Ehrlich gesagt fehlten ihm die geschickten Hände seiner Frau auch für all die kleinen Dinge, die das Leben angenehmer machen.
Er schloss die Augen.
Alles war so schnell gegangen. Er hatte den Eindruck, sein Diplom zum Studienabschluss erst vorgestern bekommen zu haben und gestern zum ersten Mal Vater geworden zu sein. Und heute schon sollte er sich darauf vorbereiten, diese Welt zu verlassen? Nein, das war nicht möglich.

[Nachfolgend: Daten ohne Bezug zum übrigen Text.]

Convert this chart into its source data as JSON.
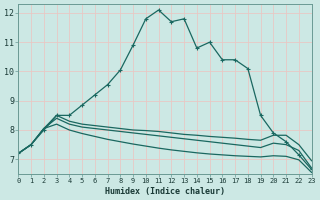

Ein anderer Gedanke quälte ihn. Er stellte sich Vince Tyler vor, der Mallory küsste, der ihr übers Haar strich und ihr langsam die Kleider abstreifte, bevor er sie liebte.
Oh Gott, wie geschmacklos! Vince war doch ein richtiger Trottel, er besaß weder Feingefühl noch kritischen Verstand. Mallory hätte wahrlich Besseres verdient.
Er öffnete mühsam ein Auge und erblickte ein fast weißes Bild, das nur in seiner Mitte von einem dunklen, rostfarbenen Fleck beschmutzt war – eines der Bilder seiner Frau, das er sehr mochte, ohne es wirklich zu verstehen.
Er griff nach der Fernbedienung und zappte sich durch die Sender: erneuter Fall des Nasdaq – ein Videoclip von Ozzy Osbourne – Hillary Clinton bei David Letterman – das entstellte Gesicht von Tony Soprano im Bademantel – eine Dokumentation über Saddam – die Predigt eines evangelischen Priesters – und zu guter Letzt sagte Lauren Bacall in To have and have not zu Bogart: »Pfeif, wenn du mich brauchst.«
Er blieb eine Weile beim letzten Sender hängen, bis er merkte, dass sein Anrufbeantworter blinkte. Dann erhob er sich schwerfällig und drückte auf den Wiedergabeknopf des Gerätes. Unmittelbar darauf hallte die fröhliche Stimme von Bonnie durch das ganze Apartment.
»Hallo Pa, ich bin’s. Alles okay?
Weißt du, wir haben heute in der Schule über Wale gesprochen. Und da wollte ich dich fragen: Können wir nach Stellwegon Bank fahren und im nächsten Frühjahr die Walwanderung anschauen? Mama hat mir erzählt, dass du mit ihr vor langer Zeit mal da warst und dass es super war. Ich möchte auch gern da hin. Vergiss nicht, dass ich später Tierärztin werden will und dass mir das vielleicht auch nützen kann.
Okay, bis bald! Gerade kommen die Simpsons im Fernsehen. Küsschen.«
Nathan dachte an diesen Ausflug zurück. Vom Beginn des Frühjahrs bis Mitte Oktober schwimmen die Wale aus der Karibik nach Grönland und kommen auf ihrem Weg durch den Golf von Maine. Dieses Schauspiel ist wirklich eine Reise wert. Selbstverständlich musste Bonnie das gesehen haben.
Aber vielleicht wird er sie nicht mehr dorthin begleiten: Bis April ist es noch lange hin, und irgendwo im Universum hatte irgendjemand beschlossen, dass es im Leben von Nathan Del Amico kein »nächstes Frühjahr« geben sollte.